I keep picturing all these little kids playing some game in this big field of rye and all. Thousands of little kids, and nobody's around-nobody big, I mean-except me. And I'm standing on the edge of some crazy cliff. What I have to do. I have to catch everybody if they start to go over the cliff-I mean if they're running and they don't look where they're going. I have to come out from somewhere and catch them. That's all I'd do all day. I'd just be the catcher in the rye and all. I know it's crazy, but that's the only thing I'd really like to be.

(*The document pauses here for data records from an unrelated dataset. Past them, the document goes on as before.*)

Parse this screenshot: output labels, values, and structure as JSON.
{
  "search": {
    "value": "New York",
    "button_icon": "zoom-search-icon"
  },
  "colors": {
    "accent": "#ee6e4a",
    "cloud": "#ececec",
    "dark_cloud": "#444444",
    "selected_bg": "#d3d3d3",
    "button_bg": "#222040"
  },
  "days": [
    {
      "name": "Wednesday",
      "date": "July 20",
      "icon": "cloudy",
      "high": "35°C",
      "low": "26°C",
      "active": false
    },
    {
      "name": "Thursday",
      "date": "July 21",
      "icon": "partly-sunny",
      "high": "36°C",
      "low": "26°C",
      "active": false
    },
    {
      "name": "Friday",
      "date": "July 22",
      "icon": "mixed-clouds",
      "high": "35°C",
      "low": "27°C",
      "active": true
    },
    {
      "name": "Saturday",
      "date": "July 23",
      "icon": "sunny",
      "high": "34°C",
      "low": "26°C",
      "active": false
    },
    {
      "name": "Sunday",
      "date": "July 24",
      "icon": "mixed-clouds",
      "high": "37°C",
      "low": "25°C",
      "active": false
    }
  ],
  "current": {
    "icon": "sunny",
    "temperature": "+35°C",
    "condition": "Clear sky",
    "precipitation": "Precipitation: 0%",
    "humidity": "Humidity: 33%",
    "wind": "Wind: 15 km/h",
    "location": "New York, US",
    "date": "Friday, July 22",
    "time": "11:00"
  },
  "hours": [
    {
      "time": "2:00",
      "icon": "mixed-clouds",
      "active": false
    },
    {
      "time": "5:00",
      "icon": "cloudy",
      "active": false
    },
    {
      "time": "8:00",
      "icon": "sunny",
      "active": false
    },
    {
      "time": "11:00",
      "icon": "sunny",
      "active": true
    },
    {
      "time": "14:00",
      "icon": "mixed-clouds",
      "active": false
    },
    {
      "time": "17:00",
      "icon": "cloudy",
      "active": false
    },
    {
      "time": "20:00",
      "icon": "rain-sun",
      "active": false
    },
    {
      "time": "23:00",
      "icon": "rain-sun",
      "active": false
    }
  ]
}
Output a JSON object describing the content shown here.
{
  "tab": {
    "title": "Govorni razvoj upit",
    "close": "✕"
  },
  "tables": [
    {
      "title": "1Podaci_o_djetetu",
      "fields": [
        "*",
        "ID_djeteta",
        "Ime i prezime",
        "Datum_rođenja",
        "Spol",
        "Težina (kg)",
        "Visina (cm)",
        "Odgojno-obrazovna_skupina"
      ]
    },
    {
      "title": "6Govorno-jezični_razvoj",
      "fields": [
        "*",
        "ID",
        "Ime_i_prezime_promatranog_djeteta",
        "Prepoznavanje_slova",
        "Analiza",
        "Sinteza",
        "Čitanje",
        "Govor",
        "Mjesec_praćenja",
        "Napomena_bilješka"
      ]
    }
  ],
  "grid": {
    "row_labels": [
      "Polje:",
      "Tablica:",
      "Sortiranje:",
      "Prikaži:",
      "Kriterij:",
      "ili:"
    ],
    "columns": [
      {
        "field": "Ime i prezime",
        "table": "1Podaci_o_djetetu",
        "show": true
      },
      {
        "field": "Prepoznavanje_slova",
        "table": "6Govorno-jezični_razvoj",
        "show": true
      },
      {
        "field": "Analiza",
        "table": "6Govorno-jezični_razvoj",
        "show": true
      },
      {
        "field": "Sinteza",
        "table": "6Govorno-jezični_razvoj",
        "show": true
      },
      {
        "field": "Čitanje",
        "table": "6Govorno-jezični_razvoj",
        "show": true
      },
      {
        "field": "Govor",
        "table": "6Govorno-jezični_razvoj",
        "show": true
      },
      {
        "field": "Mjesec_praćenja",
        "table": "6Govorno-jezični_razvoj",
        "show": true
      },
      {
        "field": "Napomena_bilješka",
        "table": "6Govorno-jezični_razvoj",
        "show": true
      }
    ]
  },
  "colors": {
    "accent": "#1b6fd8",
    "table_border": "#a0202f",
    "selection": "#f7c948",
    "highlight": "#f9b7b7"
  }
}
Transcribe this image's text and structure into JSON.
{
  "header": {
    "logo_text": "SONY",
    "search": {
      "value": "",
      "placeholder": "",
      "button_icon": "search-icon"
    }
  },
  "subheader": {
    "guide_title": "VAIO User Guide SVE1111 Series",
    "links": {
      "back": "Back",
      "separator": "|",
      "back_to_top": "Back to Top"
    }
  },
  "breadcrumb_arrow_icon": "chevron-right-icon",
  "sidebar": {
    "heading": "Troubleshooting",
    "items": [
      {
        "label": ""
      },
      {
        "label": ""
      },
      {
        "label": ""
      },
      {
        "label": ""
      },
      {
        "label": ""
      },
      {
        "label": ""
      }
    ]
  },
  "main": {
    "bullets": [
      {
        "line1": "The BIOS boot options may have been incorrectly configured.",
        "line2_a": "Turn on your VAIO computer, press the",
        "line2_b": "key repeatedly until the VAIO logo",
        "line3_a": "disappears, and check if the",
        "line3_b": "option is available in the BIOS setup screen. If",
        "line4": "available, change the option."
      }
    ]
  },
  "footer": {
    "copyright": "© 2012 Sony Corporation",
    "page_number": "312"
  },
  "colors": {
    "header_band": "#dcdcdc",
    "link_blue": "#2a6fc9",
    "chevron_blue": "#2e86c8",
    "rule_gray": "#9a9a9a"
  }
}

For me, the clinical challenge is to prevent the adolescent from falling over the "crazy cliff" that symbolizes destruction and death. I dread thinking about those who committed suicide or were murdered. It has proven beneficial, in retrospect, because I have the courage and resilience to examine what I could have done differently. I have strength to remain involved with those self-destructive, drug-dependent adolescents with whom I struggle to help to survive.

Psychotherapists who do not dream about rescue fantasies need to disqualify themselves from working with gifted, suicidal, drug-dependent adolescents because, without heroic therapeutic intervention, the probability of injury and death is increased significantly with intervention.

 

The Adolescent and Self-Respect


There can be no finer reward than trying to help an adolescent reclaim his or her life by regaining self-respect, a primary psychotherapeutic goal. Bratter and others (1995) describe a therapeutic definition of self-respect which stresses: the concept of choice based on humanistic values that include concern for others and a sense of social responsibility, honesty and the integrity to be assertive. The adolescent needs to behave in a congruent way to achieve immediate to long-term personal-professional goals without depriving others of their rights.

 

Saying Good-Bye


Perhaps one of the most crucial developmental tasks of self-respect is to help the adolescent terminate the bonds of dependency and become autonomous. "Setting free" means free to terminate the treatment relationship with no pressure either to return or to be grateful. Saying good-bye can be liberating, but the adolescent retains the option to correspond or communicate periodically. This can be encouraged provided it primarily satisfies the needs of the adolescent, not those of the therapist.

The termination is similar to all treatment relationships with adolescents. Should the psychotherapist encounter difficulty or feel entitled to continue the relationship, this needs to be resolved because it signals a countertransference problem exists. The adolescent does not owe the psychotherapist anything.